With the enforcement of Queen Anne's 1703 Test Act in Ulster, which caused further discrimination against non-Anglicans, considerable numbers of Ulster-Scots migrated to the North American colonies throughout the 18th century (450,000 people from Ireland (approximately half of whom were Ulster Presbyterians) settled in the USA between 1717 and 1770 alone). Disdaining (or forced out of) the heavily English regions on the Atlantic coast, most groups of Ulster-Scot settlers crossed into the "western mountains", where their descendants populated the Appalachian regions and the Ohio Valley. Others settled in northern New England, The Carolinas, Georgia, and various parts of Eastern Canada.

In the United States Census, 2000, 4.3 million Americans (1.5% of the population of the USA) claimed Scots-Irish ancestry, though estimates suggest that the true number of Scotch-Irish in the USA is more in the region of 27 million.[1] Two possible reasons have been suggested for the disparity of the figures of the census and the estimation. The first is that Scotch-Irish may quite often regard themselves as simply having either Irish ancestry (which 10.8% of Americans reported) or Scottish ancestry (reported by 4.9 million or 1.7% of the total population ) or English ancestry (7.7%). The other is that most of the descendants of this historical group have integrated themselves into American society to such an extent that they, like English-Americans or German-Americans, do not feel the need to identify with their ancestors as strongly as perhaps the more recent Roman Catholic Irish-Americans. Obviously, people of colonial ancestry in America, whether Scots-Irish, English, or other, cannot be expected to be found in any degree of purity in the United States, having become interbred with other ethnic groups over so many generations.

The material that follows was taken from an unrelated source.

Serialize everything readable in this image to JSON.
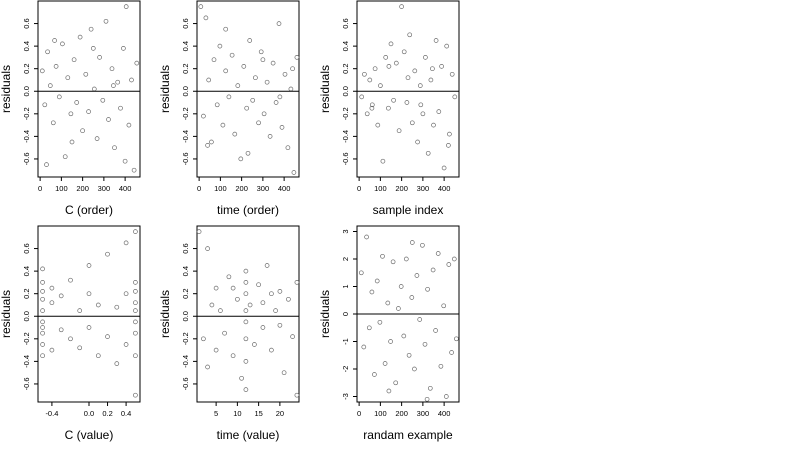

Around 17 US Presidents have been of Ulster-Scots origin, starting with Andrew Jackson and ending with the current incumbent, George W. Bush (see Scots-Irish American for a full list).

[edit] Intermingling and Intermarriage

A question that has been raised by many historians about the Ulster-Scots is the question of intermingling and more importantly, intermarriage between the native Irish and the oncoming Scots. While it is generally believed that the Catholic Scots coming into Ulster quickly were integrated into the Irish Catholic community, whether or not the oncoming Protestants married Irish Catholics is a point of contention between historians and the two communities in Northern Ireland.

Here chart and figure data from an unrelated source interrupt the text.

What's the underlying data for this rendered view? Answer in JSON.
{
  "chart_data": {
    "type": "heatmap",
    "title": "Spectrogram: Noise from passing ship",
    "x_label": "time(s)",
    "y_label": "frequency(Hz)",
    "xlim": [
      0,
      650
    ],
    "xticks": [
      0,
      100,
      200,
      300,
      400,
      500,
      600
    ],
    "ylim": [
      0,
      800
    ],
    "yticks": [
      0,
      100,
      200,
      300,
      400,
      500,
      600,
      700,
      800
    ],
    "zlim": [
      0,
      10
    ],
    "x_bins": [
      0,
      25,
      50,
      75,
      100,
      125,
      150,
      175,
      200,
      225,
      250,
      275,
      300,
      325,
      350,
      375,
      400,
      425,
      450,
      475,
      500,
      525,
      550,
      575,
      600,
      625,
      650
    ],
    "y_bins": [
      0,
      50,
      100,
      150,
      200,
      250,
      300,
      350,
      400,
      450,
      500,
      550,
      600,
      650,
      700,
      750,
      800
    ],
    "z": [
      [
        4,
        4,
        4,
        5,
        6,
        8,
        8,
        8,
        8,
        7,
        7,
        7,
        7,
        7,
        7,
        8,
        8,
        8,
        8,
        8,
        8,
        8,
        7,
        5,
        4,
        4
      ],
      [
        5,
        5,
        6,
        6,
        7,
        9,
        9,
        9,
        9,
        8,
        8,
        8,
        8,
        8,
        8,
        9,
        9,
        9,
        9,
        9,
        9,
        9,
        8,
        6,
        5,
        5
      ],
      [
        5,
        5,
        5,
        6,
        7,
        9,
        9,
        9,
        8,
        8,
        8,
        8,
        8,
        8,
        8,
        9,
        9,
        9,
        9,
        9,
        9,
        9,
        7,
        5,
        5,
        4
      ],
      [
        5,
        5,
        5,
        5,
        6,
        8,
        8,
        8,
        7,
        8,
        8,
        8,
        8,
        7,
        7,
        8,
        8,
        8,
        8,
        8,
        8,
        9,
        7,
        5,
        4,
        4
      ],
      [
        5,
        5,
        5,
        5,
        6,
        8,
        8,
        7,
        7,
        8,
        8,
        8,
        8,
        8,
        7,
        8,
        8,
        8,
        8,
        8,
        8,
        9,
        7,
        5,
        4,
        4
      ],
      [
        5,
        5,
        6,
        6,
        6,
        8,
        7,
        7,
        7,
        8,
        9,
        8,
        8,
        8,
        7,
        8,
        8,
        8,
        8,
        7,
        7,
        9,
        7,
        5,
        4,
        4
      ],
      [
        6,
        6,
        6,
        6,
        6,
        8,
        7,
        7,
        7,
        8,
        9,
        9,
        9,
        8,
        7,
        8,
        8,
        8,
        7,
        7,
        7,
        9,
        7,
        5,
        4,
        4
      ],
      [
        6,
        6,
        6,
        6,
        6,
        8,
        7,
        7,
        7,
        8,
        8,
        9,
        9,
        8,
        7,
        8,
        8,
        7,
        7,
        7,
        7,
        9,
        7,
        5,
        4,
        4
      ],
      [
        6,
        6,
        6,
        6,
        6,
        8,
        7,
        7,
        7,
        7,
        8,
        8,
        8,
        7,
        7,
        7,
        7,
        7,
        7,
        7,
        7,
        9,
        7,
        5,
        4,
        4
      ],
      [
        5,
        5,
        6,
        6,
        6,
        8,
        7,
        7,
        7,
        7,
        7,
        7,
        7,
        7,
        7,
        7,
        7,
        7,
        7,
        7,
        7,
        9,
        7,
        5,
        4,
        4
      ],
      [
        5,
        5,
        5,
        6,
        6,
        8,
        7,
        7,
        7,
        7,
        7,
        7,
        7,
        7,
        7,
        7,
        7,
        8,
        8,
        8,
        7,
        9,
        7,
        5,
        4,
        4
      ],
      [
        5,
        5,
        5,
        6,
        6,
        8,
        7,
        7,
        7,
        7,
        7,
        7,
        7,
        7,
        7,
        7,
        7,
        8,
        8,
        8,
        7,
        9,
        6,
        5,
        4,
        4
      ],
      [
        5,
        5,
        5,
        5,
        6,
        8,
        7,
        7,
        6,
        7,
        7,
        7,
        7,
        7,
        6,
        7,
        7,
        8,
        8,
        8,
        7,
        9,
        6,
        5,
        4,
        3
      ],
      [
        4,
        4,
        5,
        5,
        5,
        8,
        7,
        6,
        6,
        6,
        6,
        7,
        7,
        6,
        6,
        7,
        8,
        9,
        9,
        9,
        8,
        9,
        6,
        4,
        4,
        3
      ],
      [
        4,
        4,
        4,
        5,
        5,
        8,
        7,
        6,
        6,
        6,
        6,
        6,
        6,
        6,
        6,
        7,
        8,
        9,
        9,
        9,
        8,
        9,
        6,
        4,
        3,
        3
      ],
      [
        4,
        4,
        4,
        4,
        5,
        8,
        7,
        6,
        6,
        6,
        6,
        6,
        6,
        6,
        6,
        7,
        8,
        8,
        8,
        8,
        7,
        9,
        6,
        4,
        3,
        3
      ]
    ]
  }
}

Some see it as a question of honor. Some Protestants find it impossible that their Protestant ancestors would consort with their Catholic neighbors, while some Catholics find it insulting that the Scots wouldn't dare to do so. There are arguments to defend both points of view.

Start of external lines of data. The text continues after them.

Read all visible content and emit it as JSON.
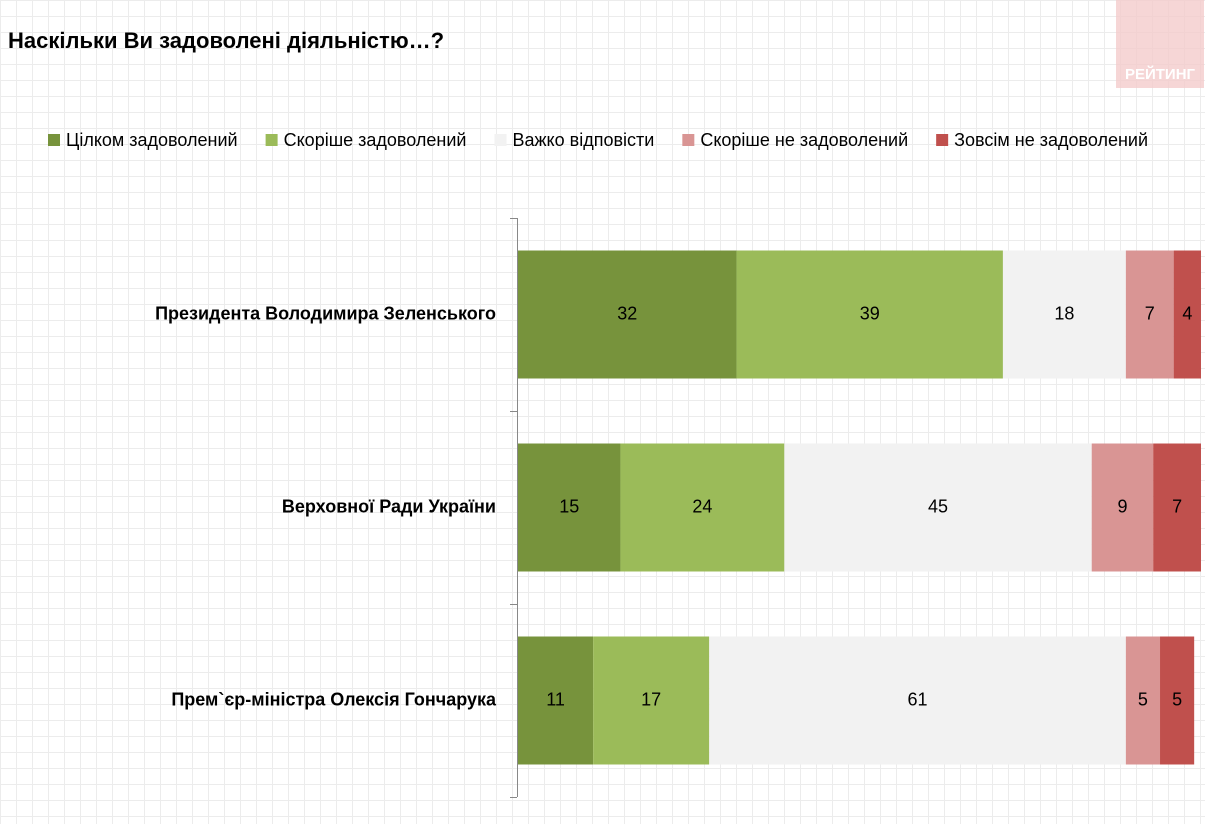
{
  "chart_data": {
    "type": "stacked-bar-horizontal",
    "title": "Наскільки Ви задоволені діяльністю…?",
    "logo": "РЕЙТИНГ",
    "categories": [
      "Президента Володимира Зеленського",
      "Верховної Ради України",
      "Прем`єр-міністра Олексія Гончарука"
    ],
    "series": [
      {
        "name": "Цілком задоволений",
        "color": "#77933c",
        "values": [
          32,
          15,
          11
        ]
      },
      {
        "name": "Скоріше задоволений",
        "color": "#9bbb59",
        "values": [
          39,
          24,
          17
        ]
      },
      {
        "name": "Важко відповісти",
        "color": "#f2f2f2",
        "values": [
          18,
          45,
          61
        ]
      },
      {
        "name": "Скоріше не задоволений",
        "color": "#d99594",
        "values": [
          7,
          9,
          5
        ]
      },
      {
        "name": "Зовсім не задоволений",
        "color": "#c0504d",
        "values": [
          4,
          7,
          5
        ]
      }
    ],
    "xlim": [
      0,
      100
    ],
    "legend": "top"
  }
}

Many historians note the intense sectarian feeling between the native Catholics and the Protestant settlers and have compared it with the animosity between American settlers and the native Americans.

However others contest such claims. Padraigh O'Snodaigh, author of the book Hidden Ulster, Protestants and the Irish language, states that many of the settlers came from Gaelic speaking areas from Scotland and thus would of culturally meshed well with their new neighbors. Also he states that church records show that by 1716 near ten percent of ministers in Ulster preached in Irish. He claims that such cultural and geographic affinity would have produced numerous conversions and also marriages. In addition James G. Leyburn, author of The Scotch-Irish: A social history, quotes James Reid, a historian of the Irish Presbyterian Church in 1853, that when the marriage ban was lifted in 1610 that it was a "great joy to all parties."